В доме пани Мыльской жизнь шла самая простая.

– Ухищрений не терплю, – говорила хозяйка, усаживая гостью за крепкий дубовый стол, застеленный тремя скатертями для трех обеденных перемен, – зато крестьянам или слугам мне глядеть в глаза не стыдно.
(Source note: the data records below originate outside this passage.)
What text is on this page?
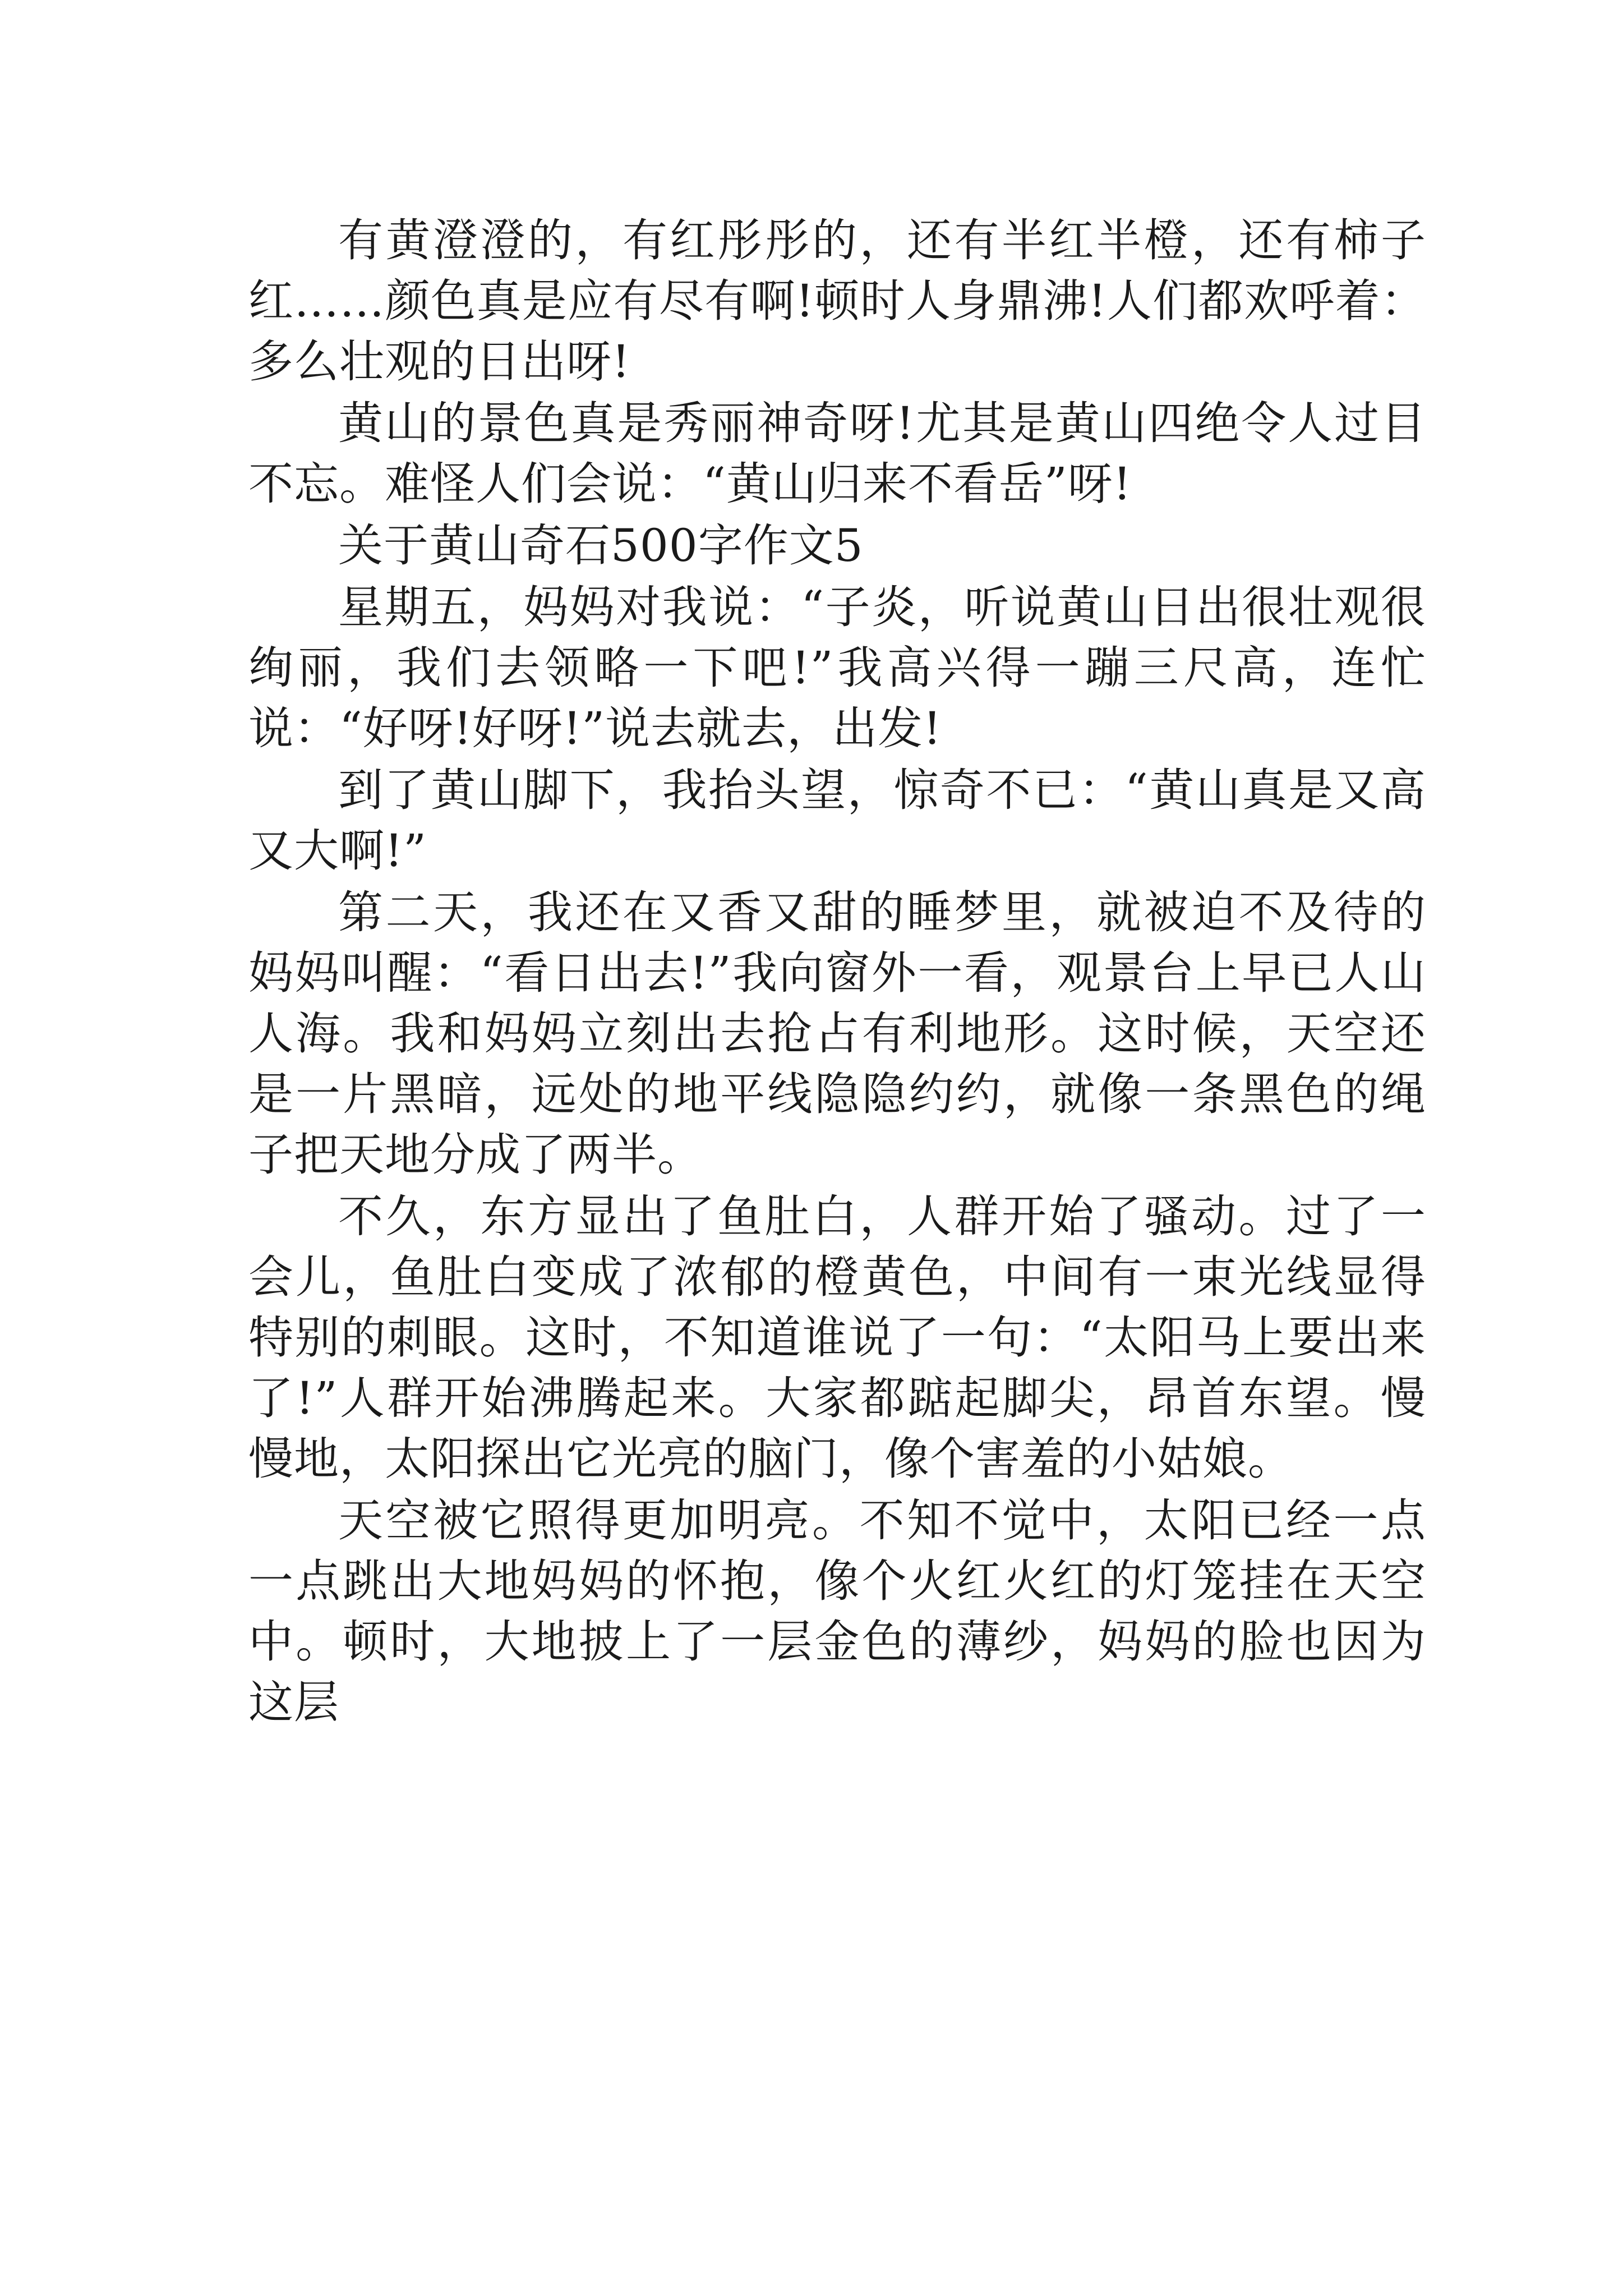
有黄澄澄的，有红彤彤的，还有半红半橙，还有柿子红……颜色真是应有尽有啊!顿时人身鼎沸!人们都欢呼着：多么壮观的日出呀!

黄山的景色真是秀丽神奇呀!尤其是黄山四绝令人过目不忘。难怪人们会说：“黄山归来不看岳”呀!

关于黄山奇石500字作文5

星期五，妈妈对我说：“子炎，听说黄山日出很壮观很绚丽，我们去领略一下吧!”我高兴得一蹦三尺高，连忙说：“好呀!好呀!”说去就去，出发!

到了黄山脚下，我抬头望，惊奇不已：“黄山真是又高又大啊!”

第二天，我还在又香又甜的睡梦里，就被迫不及待的妈妈叫醒：“看日出去!”我向窗外一看，观景台上早已人山人海。我和妈妈立刻出去抢占有利地形。这时候，天空还是一片黑暗，远处的地平线隐隐约约，就像一条黑色的绳子把天地分成了两半。

不久，东方显出了鱼肚白，人群开始了骚动。过了一会儿，鱼肚白变成了浓郁的橙黄色，中间有一束光线显得特别的刺眼。这时，不知道谁说了一句：“太阳马上要出来了!”人群开始沸腾起来。大家都踮起脚尖，昂首东望。慢慢地，太阳探出它光亮的脑门，像个害羞的小姑娘。

天空被它照得更加明亮。不知不觉中，太阳已经一点一点跳出大地妈妈的怀抱，像个火红火红的灯笼挂在天空中。顿时，大地披上了一层金色的薄纱，妈妈的脸也因为这层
Все сыты, одеты и от работы с ног не валятся.

– Вы что же, поклонница пана Гостомского?

– Я была поклонницей пана Мыльского. А кто таков?

– Пан Гостомский – автор книги «Хозяйство». Он считал, что у каждого крестьянина должна быть лошадь, два вола, сани, плуг, никаких чтоб безлошадников, чтоб все работали, чтобы от всех была польза и прибыль. И представьте себе, он имел средства купить сыновьям доходные имения, за дочерьми дал очень большое приданое и оставил после себя еще сорок тысяч злотых!